さて彼らのスタイナー批判に目を向けよう。日常的な権利言説とマッチする行為タイプベースの権利構想ではなく行為トークンレベルで自由を外延的に説明する権利構想を希求するスタイナーの姿勢に対しては、以上からわかるように当然批判的である。スタイナーの一貫性へのこだわりが、われわれの道徳的世界からまったくかけ離れた正義論を作り上げてしまっているとしたら、そのコストは高く付くと著者たちは考えている。その典型が、行為にまつわる少なくとも物理的構成要素の一つの実際の所有、もしくは仮定法的所有が他人に否定されたら、当の行為の自由はない、とするスタイナーの議論である。問題はこの〈仮定法的〉(subjunctive)要素である。これをどう解釈すれば良いのだろうか。〈仮定法的〉と言っても最低でも二つの意味があって、一つは物理的構成要素の少なくとも一つの所有を否定ないし邪魔をする他者の意志が介在するケース(wouldケース)としての解釈、もう一つは否定や邪魔の可能性をひっくるめたケース(couldケース)としての解釈がある。スタイナーの意図するところははっきりしないのだが、順当に考えれば前者のみを念頭に置いていると言える。というのも後者を入れてしまうと、自由は存在しなくなってしまうか極めて限定的なものになってしまうからだ。しかし著者たちはスタイナーの議論の場合、後者も含まざるを得ないとする。
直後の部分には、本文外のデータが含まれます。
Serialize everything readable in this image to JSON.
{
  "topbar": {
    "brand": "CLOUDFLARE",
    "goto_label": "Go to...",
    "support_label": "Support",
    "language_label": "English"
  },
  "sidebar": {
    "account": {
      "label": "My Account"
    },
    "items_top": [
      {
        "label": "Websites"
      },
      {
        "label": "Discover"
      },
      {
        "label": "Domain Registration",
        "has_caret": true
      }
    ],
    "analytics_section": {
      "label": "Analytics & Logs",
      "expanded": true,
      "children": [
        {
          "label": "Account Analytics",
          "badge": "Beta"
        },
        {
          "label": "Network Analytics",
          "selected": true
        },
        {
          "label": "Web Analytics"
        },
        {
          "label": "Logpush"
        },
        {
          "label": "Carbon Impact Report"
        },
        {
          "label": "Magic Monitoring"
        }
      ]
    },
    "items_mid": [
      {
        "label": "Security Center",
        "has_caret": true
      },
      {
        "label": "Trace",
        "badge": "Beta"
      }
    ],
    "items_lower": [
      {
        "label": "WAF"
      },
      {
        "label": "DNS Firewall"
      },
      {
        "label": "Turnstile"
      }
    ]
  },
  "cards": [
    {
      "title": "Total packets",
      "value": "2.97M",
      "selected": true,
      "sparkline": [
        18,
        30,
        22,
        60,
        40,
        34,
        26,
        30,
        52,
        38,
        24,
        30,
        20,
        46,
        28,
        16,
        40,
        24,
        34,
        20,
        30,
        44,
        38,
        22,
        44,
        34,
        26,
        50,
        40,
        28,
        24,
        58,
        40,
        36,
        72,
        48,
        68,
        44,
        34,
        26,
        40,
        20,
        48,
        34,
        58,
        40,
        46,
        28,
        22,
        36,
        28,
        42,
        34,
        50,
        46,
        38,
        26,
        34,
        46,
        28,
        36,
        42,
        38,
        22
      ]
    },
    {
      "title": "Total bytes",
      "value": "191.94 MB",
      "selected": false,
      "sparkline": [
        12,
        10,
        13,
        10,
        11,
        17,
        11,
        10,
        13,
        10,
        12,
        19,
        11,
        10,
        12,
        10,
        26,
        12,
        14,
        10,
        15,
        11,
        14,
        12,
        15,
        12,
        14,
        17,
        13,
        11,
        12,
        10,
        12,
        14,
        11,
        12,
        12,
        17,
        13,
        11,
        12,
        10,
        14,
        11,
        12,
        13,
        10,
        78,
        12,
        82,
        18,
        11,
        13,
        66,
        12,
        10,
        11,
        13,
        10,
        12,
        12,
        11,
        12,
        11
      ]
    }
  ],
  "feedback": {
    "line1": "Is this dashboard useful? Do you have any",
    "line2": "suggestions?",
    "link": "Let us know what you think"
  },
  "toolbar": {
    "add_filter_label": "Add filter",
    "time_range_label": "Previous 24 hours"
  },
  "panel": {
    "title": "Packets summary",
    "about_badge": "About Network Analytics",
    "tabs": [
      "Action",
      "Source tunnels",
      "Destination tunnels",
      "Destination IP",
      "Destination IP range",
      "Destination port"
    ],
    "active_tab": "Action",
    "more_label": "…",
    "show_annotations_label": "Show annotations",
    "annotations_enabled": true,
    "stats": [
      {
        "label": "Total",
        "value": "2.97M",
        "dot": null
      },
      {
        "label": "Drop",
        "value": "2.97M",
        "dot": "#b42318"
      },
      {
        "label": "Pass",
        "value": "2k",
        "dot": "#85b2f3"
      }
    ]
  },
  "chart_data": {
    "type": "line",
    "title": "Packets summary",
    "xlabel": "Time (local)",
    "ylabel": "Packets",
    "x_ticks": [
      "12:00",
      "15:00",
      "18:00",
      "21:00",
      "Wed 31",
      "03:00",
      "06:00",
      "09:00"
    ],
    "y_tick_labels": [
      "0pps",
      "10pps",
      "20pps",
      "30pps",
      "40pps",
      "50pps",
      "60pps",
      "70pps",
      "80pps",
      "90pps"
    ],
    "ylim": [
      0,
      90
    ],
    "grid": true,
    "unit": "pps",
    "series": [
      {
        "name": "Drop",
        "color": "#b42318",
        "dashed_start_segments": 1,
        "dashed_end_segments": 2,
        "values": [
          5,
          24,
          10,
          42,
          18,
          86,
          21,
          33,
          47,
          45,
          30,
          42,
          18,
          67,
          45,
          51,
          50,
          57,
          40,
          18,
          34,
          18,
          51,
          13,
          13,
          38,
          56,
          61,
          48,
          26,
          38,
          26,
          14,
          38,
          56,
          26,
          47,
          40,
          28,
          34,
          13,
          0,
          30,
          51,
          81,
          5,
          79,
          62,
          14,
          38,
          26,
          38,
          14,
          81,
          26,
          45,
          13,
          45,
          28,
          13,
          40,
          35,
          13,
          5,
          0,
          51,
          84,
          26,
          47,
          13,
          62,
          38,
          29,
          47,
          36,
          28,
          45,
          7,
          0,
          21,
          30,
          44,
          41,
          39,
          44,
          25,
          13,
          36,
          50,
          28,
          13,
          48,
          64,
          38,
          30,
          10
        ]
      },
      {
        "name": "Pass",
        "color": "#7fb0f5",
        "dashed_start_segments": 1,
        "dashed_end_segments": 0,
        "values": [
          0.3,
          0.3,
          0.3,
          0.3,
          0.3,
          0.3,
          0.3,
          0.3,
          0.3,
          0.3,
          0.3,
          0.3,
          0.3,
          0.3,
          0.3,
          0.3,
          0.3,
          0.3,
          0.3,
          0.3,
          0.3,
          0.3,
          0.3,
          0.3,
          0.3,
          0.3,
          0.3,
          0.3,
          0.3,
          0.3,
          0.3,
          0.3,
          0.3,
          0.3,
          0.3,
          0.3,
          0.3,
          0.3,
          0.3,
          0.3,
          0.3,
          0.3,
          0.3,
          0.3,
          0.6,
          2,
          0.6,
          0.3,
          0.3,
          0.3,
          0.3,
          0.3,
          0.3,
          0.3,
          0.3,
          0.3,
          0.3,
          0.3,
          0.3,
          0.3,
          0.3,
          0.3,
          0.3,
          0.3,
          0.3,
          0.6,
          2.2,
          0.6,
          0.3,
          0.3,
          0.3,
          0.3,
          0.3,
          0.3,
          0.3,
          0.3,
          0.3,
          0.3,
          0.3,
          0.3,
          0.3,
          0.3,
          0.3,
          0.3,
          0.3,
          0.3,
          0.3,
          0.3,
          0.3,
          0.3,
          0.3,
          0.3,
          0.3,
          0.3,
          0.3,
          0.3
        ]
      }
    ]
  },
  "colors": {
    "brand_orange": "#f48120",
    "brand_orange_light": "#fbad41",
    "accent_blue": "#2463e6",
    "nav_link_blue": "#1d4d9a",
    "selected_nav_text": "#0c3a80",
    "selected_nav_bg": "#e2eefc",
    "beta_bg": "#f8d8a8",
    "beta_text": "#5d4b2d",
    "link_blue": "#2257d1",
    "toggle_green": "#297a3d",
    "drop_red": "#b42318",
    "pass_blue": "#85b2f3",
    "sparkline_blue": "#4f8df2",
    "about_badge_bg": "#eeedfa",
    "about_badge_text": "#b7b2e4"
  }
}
というのも物理的構成要素の〈仮定法的な〉所有をうたっている以上、その所有の否定や邪魔の可能性によっても自由は妨げられてしまうからだ(p. 287)。したがって著者らは、スタイナーの議論が示しているのは、権利の共存可能性にこだわる権利論のreductio ad absurdumであると言い放つ。

確かにスタイナーは〈仮定法的〉というフレーズをどういう意味で使っているか明らかにしていないが、私見では著者らのスタイナー批判はやや見当違いである。というのも、スタイナーの議論が成立している次元は理想的理論(ideal theory)の次元で、実際非理想的理論(non-ideal theory)の次元での議論ではないからだ。どういうことか。理想的理論の次元では、所有は他人の否定や邪魔の可能性によっても自由は妨げられるのかもしれないが(しかしカーターが言うように行為の共存可能性と自由の共存可能性は一緒ではないから、こう著者たちが言ってしまうのは実は問題だったりするのだが)、非理想的理論の次元では著者らが述べているような行為妨害確率への評価は考慮に入れざるを得なくなる。つまり議論している次元がそもそも違うのだ。したがって、著者らのフレームワークでは権利の共存可能性についてとやかく言えないというのは、そのとおりとしか言えないだろう(p. 292)。そもそも互いの行為が物理的に衝突してしまうような状況において、外在的に保護される権利のドメインがどのような正統性をもちえるのかは、理想的理論において先鋭的に問われるべきことである(これはスタイナーが"Working Rights," in M. Kramer et. al., A Debate Over Rights (Oxford: Clarendon Press, 1998), p.238. で述べているように、多くの権利論者の共通了解であろう)。逆に、はなっから権利の衝突があるというところから出発する議論は、少なくとも権利の捉え方からして「理想的理論の次元ではあり得んだろう」と思ってしまう。とはいえ、自由関数の議論はまさに非理想的理論の次元で、しっかりと考察していかねばならない問題であることに変わりはない。そういう意味でも、この論文は一読するに値すると思う。